Berita Malang Hari Ini
Penyakit Mulut dan Kuku (PMK) di Malang Barat Semakin Memburuk
Wabah Penyakit Mulut dan Kuku (PMK) di Kabupaten Malang bagian barat semakin meluas.
Penulis: Benni Indo | Editor: Zainuddin
SURYAMALANG.COM, MALANG - Wabah Penyakit Mulut dan Kuku (PMK) di Kabupaten Malang bagian barat semakin meluas.
Perlu ada tindakan yang lebih masif lagi dari pemerintah dan masyarakat untuk menghentikan laju perkembangan penyakit ini.
Sudah ada ribuan sapi perah yang mati akibat PMK di Kabupaten Malang bagian barat.
Awalnya, Kecamatan Pujon menjadi wilayah yang paling terdampak serius.
Belum selesai kasus di Kecamatan Pujon, virus mulai merebak di Kecamatan Ngantang.
Berdasar data yang dihimpun KUD Sumbermakmur Ngantang, lebih dari 8.000 sapi perah di Kecamatan Ngantang terkonfirmasi positif PMK pada pekan lalu.
Jumlah populasi sapi perah di Kecamatan Ngantang berdasarkan data KUD Sumbermakmur sebanyak 17.872 ekor.

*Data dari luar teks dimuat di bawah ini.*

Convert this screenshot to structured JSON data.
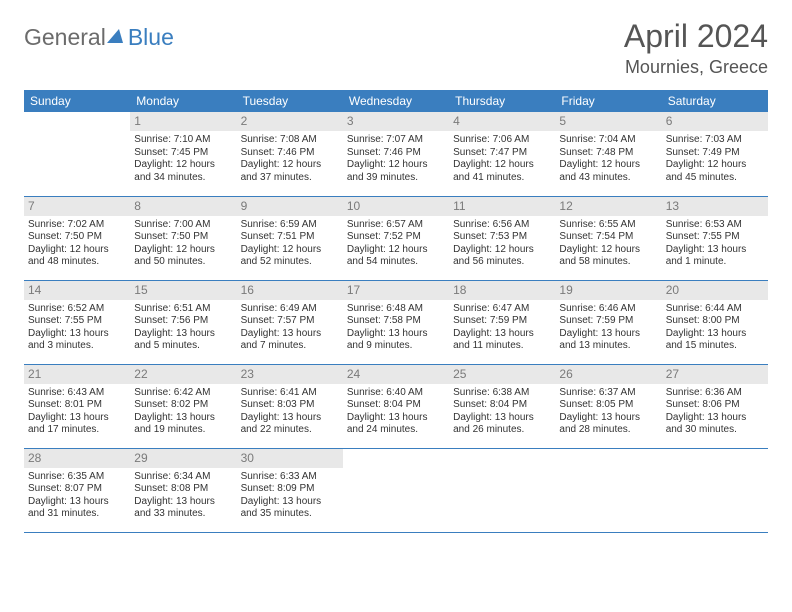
{
  "logo": {
    "general": "General",
    "blue": "Blue"
  },
  "header": {
    "month": "April 2024",
    "location": "Mournies, Greece"
  },
  "weekdays": [
    "Sunday",
    "Monday",
    "Tuesday",
    "Wednesday",
    "Thursday",
    "Friday",
    "Saturday"
  ],
  "colors": {
    "header_bg": "#3a7ebf",
    "header_fg": "#ffffff",
    "daynum_bg": "#e8e8e8",
    "daynum_fg": "#7a7a7a",
    "rule": "#3a7ebf",
    "text": "#333333",
    "logo_gray": "#6b6b6b",
    "logo_blue": "#3a7ebf"
  },
  "grid": [
    [
      {
        "day": "",
        "sunrise": "",
        "sunset": "",
        "daylight1": "",
        "daylight2": ""
      },
      {
        "day": "1",
        "sunrise": "Sunrise: 7:10 AM",
        "sunset": "Sunset: 7:45 PM",
        "daylight1": "Daylight: 12 hours",
        "daylight2": "and 34 minutes."
      },
      {
        "day": "2",
        "sunrise": "Sunrise: 7:08 AM",
        "sunset": "Sunset: 7:46 PM",
        "daylight1": "Daylight: 12 hours",
        "daylight2": "and 37 minutes."
      },
      {
        "day": "3",
        "sunrise": "Sunrise: 7:07 AM",
        "sunset": "Sunset: 7:46 PM",
        "daylight1": "Daylight: 12 hours",
        "daylight2": "and 39 minutes."
      },
      {
        "day": "4",
        "sunrise": "Sunrise: 7:06 AM",
        "sunset": "Sunset: 7:47 PM",
        "daylight1": "Daylight: 12 hours",
        "daylight2": "and 41 minutes."
      },
      {
        "day": "5",
        "sunrise": "Sunrise: 7:04 AM",
        "sunset": "Sunset: 7:48 PM",
        "daylight1": "Daylight: 12 hours",
        "daylight2": "and 43 minutes."
      },
      {
        "day": "6",
        "sunrise": "Sunrise: 7:03 AM",
        "sunset": "Sunset: 7:49 PM",
        "daylight1": "Daylight: 12 hours",
        "daylight2": "and 45 minutes."
      }
    ],
    [
      {
        "day": "7",
        "sunrise": "Sunrise: 7:02 AM",
        "sunset": "Sunset: 7:50 PM",
        "daylight1": "Daylight: 12 hours",
        "daylight2": "and 48 minutes."
      },
      {
        "day": "8",
        "sunrise": "Sunrise: 7:00 AM",
        "sunset": "Sunset: 7:50 PM",
        "daylight1": "Daylight: 12 hours",
        "daylight2": "and 50 minutes."
      },
      {
        "day": "9",
        "sunrise": "Sunrise: 6:59 AM",
        "sunset": "Sunset: 7:51 PM",
        "daylight1": "Daylight: 12 hours",
        "daylight2": "and 52 minutes."
      },
      {
        "day": "10",
        "sunrise": "Sunrise: 6:57 AM",
        "sunset": "Sunset: 7:52 PM",
        "daylight1": "Daylight: 12 hours",
        "daylight2": "and 54 minutes."
      },
      {
        "day": "11",
        "sunrise": "Sunrise: 6:56 AM",
        "sunset": "Sunset: 7:53 PM",
        "daylight1": "Daylight: 12 hours",
        "daylight2": "and 56 minutes."
      },
      {
        "day": "12",
        "sunrise": "Sunrise: 6:55 AM",
        "sunset": "Sunset: 7:54 PM",
        "daylight1": "Daylight: 12 hours",
        "daylight2": "and 58 minutes."
      },
      {
        "day": "13",
        "sunrise": "Sunrise: 6:53 AM",
        "sunset": "Sunset: 7:55 PM",
        "daylight1": "Daylight: 13 hours",
        "daylight2": "and 1 minute."
      }
    ],
    [
      {
        "day": "14",
        "sunrise": "Sunrise: 6:52 AM",
        "sunset": "Sunset: 7:55 PM",
        "daylight1": "Daylight: 13 hours",
        "daylight2": "and 3 minutes."
      },
      {
        "day": "15",
        "sunrise": "Sunrise: 6:51 AM",
        "sunset": "Sunset: 7:56 PM",
        "daylight1": "Daylight: 13 hours",
        "daylight2": "and 5 minutes."
      },
      {
        "day": "16",
        "sunrise": "Sunrise: 6:49 AM",
        "sunset": "Sunset: 7:57 PM",
        "daylight1": "Daylight: 13 hours",
        "daylight2": "and 7 minutes."
      },
      {
        "day": "17",
        "sunrise": "Sunrise: 6:48 AM",
        "sunset": "Sunset: 7:58 PM",
        "daylight1": "Daylight: 13 hours",
        "daylight2": "and 9 minutes."
      },
      {
        "day": "18",
        "sunrise": "Sunrise: 6:47 AM",
        "sunset": "Sunset: 7:59 PM",
        "daylight1": "Daylight: 13 hours",
        "daylight2": "and 11 minutes."
      },
      {
        "day": "19",
        "sunrise": "Sunrise: 6:46 AM",
        "sunset": "Sunset: 7:59 PM",
        "daylight1": "Daylight: 13 hours",
        "daylight2": "and 13 minutes."
      },
      {
        "day": "20",
        "sunrise": "Sunrise: 6:44 AM",
        "sunset": "Sunset: 8:00 PM",
        "daylight1": "Daylight: 13 hours",
        "daylight2": "and 15 minutes."
      }
    ],
    [
      {
        "day": "21",
        "sunrise": "Sunrise: 6:43 AM",
        "sunset": "Sunset: 8:01 PM",
        "daylight1": "Daylight: 13 hours",
        "daylight2": "and 17 minutes."
      },
      {
        "day": "22",
        "sunrise": "Sunrise: 6:42 AM",
        "sunset": "Sunset: 8:02 PM",
        "daylight1": "Daylight: 13 hours",
        "daylight2": "and 19 minutes."
      },
      {
        "day": "23",
        "sunrise": "Sunrise: 6:41 AM",
        "sunset": "Sunset: 8:03 PM",
        "daylight1": "Daylight: 13 hours",
        "daylight2": "and 22 minutes."
      },
      {
        "day": "24",
        "sunrise": "Sunrise: 6:40 AM",
        "sunset": "Sunset: 8:04 PM",
        "daylight1": "Daylight: 13 hours",
        "daylight2": "and 24 minutes."
      },
      {
        "day": "25",
        "sunrise": "Sunrise: 6:38 AM",
        "sunset": "Sunset: 8:04 PM",
        "daylight1": "Daylight: 13 hours",
        "daylight2": "and 26 minutes."
      },
      {
        "day": "26",
        "sunrise": "Sunrise: 6:37 AM",
        "sunset": "Sunset: 8:05 PM",
        "daylight1": "Daylight: 13 hours",
        "daylight2": "and 28 minutes."
      },
      {
        "day": "27",
        "sunrise": "Sunrise: 6:36 AM",
        "sunset": "Sunset: 8:06 PM",
        "daylight1": "Daylight: 13 hours",
        "daylight2": "and 30 minutes."
      }
    ],
    [
      {
        "day": "28",
        "sunrise": "Sunrise: 6:35 AM",
        "sunset": "Sunset: 8:07 PM",
        "daylight1": "Daylight: 13 hours",
        "daylight2": "and 31 minutes."
      },
      {
        "day": "29",
        "sunrise": "Sunrise: 6:34 AM",
        "sunset": "Sunset: 8:08 PM",
        "daylight1": "Daylight: 13 hours",
        "daylight2": "and 33 minutes."
      },
      {
        "day": "30",
        "sunrise": "Sunrise: 6:33 AM",
        "sunset": "Sunset: 8:09 PM",
        "daylight1": "Daylight: 13 hours",
        "daylight2": "and 35 minutes."
      },
      {
        "day": "",
        "sunrise": "",
        "sunset": "",
        "daylight1": "",
        "daylight2": ""
      },
      {
        "day": "",
        "sunrise": "",
        "sunset": "",
        "daylight1": "",
        "daylight2": ""
      },
      {
        "day": "",
        "sunrise": "",
        "sunset": "",
        "daylight1": "",
        "daylight2": ""
      },
      {
        "day": "",
        "sunrise": "",
        "sunset": "",
        "daylight1": "",
        "daylight2": ""
      }
    ]
  ]
}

Sejak dilaporkan temuan pertama pada 27 April 2022, jumlahnya terus meningkat hingga saat ini.
Kini, wabah itu sudah menggejala di 13 desa yang ada di Kecamatan Ngantang. Situasi ini menimbulkan kepanikan di tengah masyarakat yang mayoritas adalah peternak sapi perah.
250 lebih ekor sapi dilaporkan telah mati di Kecamatan Ngantang akibat PMK. Ketua KUD Sumbermakmur Ngantang, Sugiono. menyatakan, selain 250 ekor sapi mati, ada 550 ekor sapi yang dijual atau dipotong paksa.
Harga jual sapi yang terkonfirmasi positif PMK turun drastis.
''Tiga ekor sapi dijual Rp 10 juta. Normalnya, satu ekor sapi harganya berkisar di angka Rp 15 juta sampai Rp 20 juta. Situasinya sudah genting. Kami harap pemerintah bisa segera mengatasinya,'' ungkapnya.
Turunnya populasi sapi perah yang sehat berdampak pada produksi susu. Biasanya, produksi susu mencapai 104 ton per hari, kini turun 50 persen di angka 49 ton per hari.
Jumlah itu pun tidak semua dibeli oleh pabrikan susu. Pasalnya, ada sejumlah susu yang disetor peternak dalam pengaruh antibiotik. Susu antibiotik ini tidak bisa diproses sehingga terpaksa harus dibuang.
''Ada lebih dari 5000 liter susu per harinya terpaksa harus kami buang. Harga per liter kami beli Rp 6 ribu, tinggal dikalikan saja, kerugiannya,'' bebernya.